This AI system makes human tutors better at teaching children math
The US has a major problem with education inequality. Children from low-income families are less likely to receive high-quality education, partly because poorer districts struggle to retain experienced teachers.
Artificial intelligence could help, by improving the one-on-one tutoring sometimes used to supplement class instruction in these schools. With help from an AI tool, tutors could tap into more experienced teachers’ expertise during virtual tutoring sessions.
Researchers from Stanford University developed an AI system calledTutor CoPilot on top of OpenAI’s GPT-4 and integrated it into a platform called FEV Tutor, which connects students with tutors virtually. Tutors and students type messages to one another through a chat interface, and a tutor who needs help explaining how and why a student went wrong can press a button to generate suggestions from Tutor CoPilot.
The researchers created the model by training GPT-4 on a database of 700 real tutoring sessions in which experienced teachers worked on on one with first- to fifth-grade students on math lessons, identifying the students’ errors and then working with them to correct the errors in such a way that they learned to understand the broader concepts being taught. From this, the model generates responses that tutors can customize to help their online students.

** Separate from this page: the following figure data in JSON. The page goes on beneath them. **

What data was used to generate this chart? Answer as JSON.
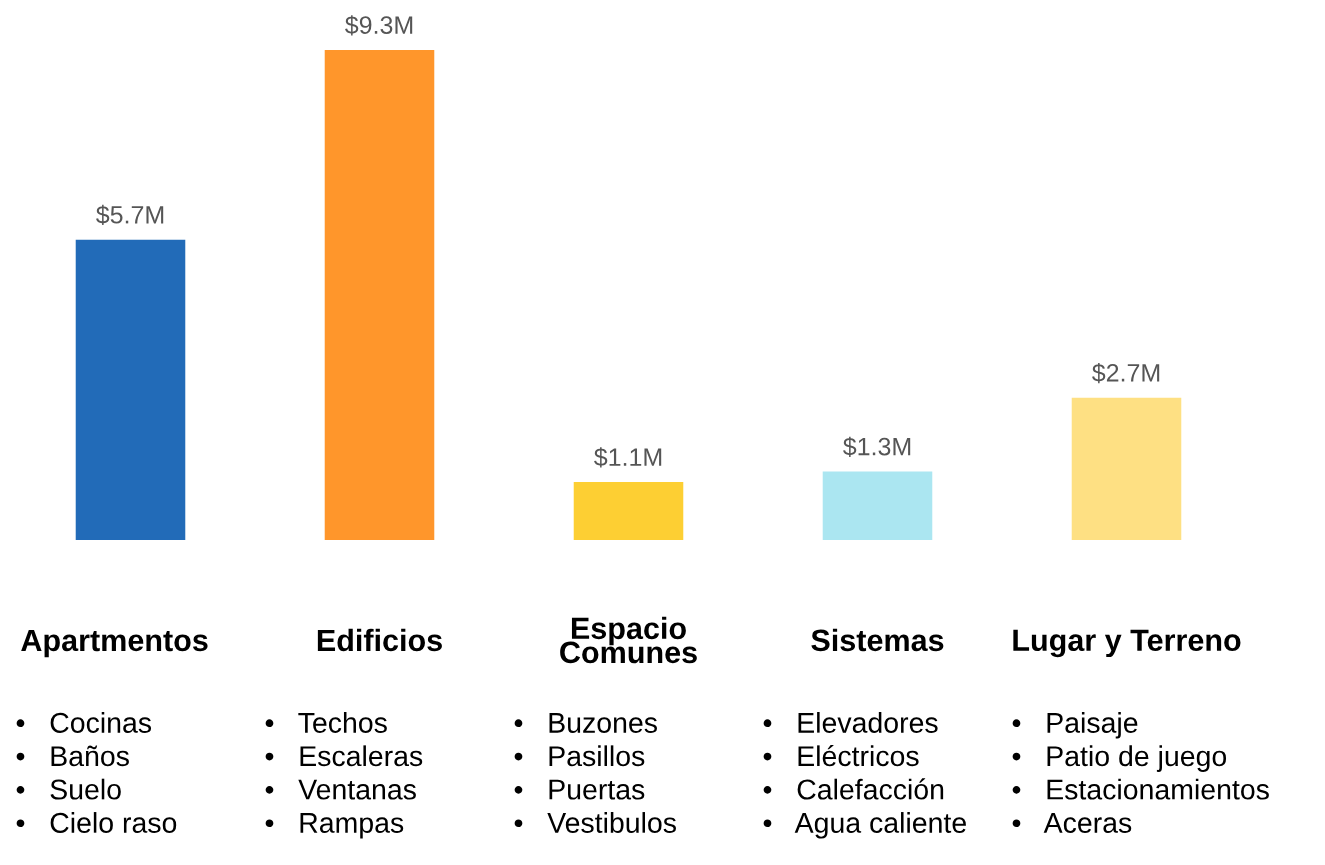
{
  "chart_data": {
    "type": "bar",
    "categories": [
      "Apartmentos",
      "Edificios",
      "Espacio\nComunes",
      "Sistemas",
      "Lugar y Terreno"
    ],
    "values": [
      5.7,
      9.3,
      1.1,
      1.3,
      2.7
    ],
    "colors": [
      "#226bb8",
      "#ff962b",
      "#fdcf33",
      "#abe6f1",
      "#fee083"
    ],
    "value_labels": [
      "$5.7M",
      "$9.3M",
      "$1.1M",
      "$1.3M",
      "$2.7M"
    ],
    "tick_labels": false,
    "annotations": [
      "•   Cocinas\n•   Baños\n•   Suelo\n•   Cielo raso",
      "•   Techos\n•   Escaleras\n•   Ventanas\n•   Rampas",
      "•   Buzones\n•   Pasillos\n•   Puertas\n•   Vestibulos",
      "•   Elevadores\n•   Eléctricos\n•   Calefacción\n•   Agua caliente",
      "•   Paisaje\n•   Patio de juego\n•   Estacionamientos\n•   Aceras"
    ]
  }
}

“I’m really excited about the future of human-AI collaboration systems,” says Rose Wang, a PhD student at Stanford University who worked on the project, which was published on arXiv and has not yet been peer-reviewed “I think this technology is a huge enabler, but only if it’s designed well.”
The tool isn’t designed to actually teach the students math—instead, it offers tutors helpful advice on how to nudge students toward correct answers while encouraging deeper learning.
For example, it can suggest that the tutor ask how the student came up with an answer, or propose questions that could point to a different way to solve a problem.
To test its efficacy, the team examined the interactions of 900 tutors virtually teaching math to 1,787 students between five and 13 years old from historically underserved communities in the US South. Half the tutors had the option to activate Tutor CoPilot, while the other half did not.
The students whose tutors had access to Tutor CoPilot were 4 percentage points more likely to pass their exit ticket—an assessment of whether a student has mastered a subject—than those whose tutors did not have access to it. (Pass rates were 66% and 62%, respectively.)
The tool works as well as it does because it’s being used to teach relatively basic mathematics, says Simon Frieder, a machine-learning researcher at the University of Oxford, who did not work on the project. “You couldn’t really do a study with much more advanced mathematics at this current point in time,” he says.
The team estimates that the tool could improve student learning at a cost of around $20 per tutor annually to the tutoring provider, which is significantly cheaper than the thousands of dollars it usually takes to train educators in person.
It has the potential to improve the relationship between novice tutors and their students by training them to approach problems the way experienced teachers do, says Mina Lee, an assistant professor of computer science at the University of Chicago, who was not involved in the project.
“This work demonstrates that the tool actually does work in real settings,” she says. “We want to facilitate human connection, and this really highlights how AI can augment human-to-human interaction.”
As a next step, Wang and her colleagues are interested in exploring how well novice tutors remember the teaching methods imparted by Tutor CoPilot. This could help them gain a sense of how long the effects of these kinds of AI interventions might last. They also plan to try to work out which other school subjects or age groups could benefit from such an approach.
“There’s a lot of substantial ways in which the underlying technology can get better,” Wang says. “But we’re not deploying an AI technology willy-nilly without pre-validating it—we want to be sure we’re able to rigorously evaluate it before we actually send it out into the wild. For me, the worst fear is that we’re wasting the students’ time.”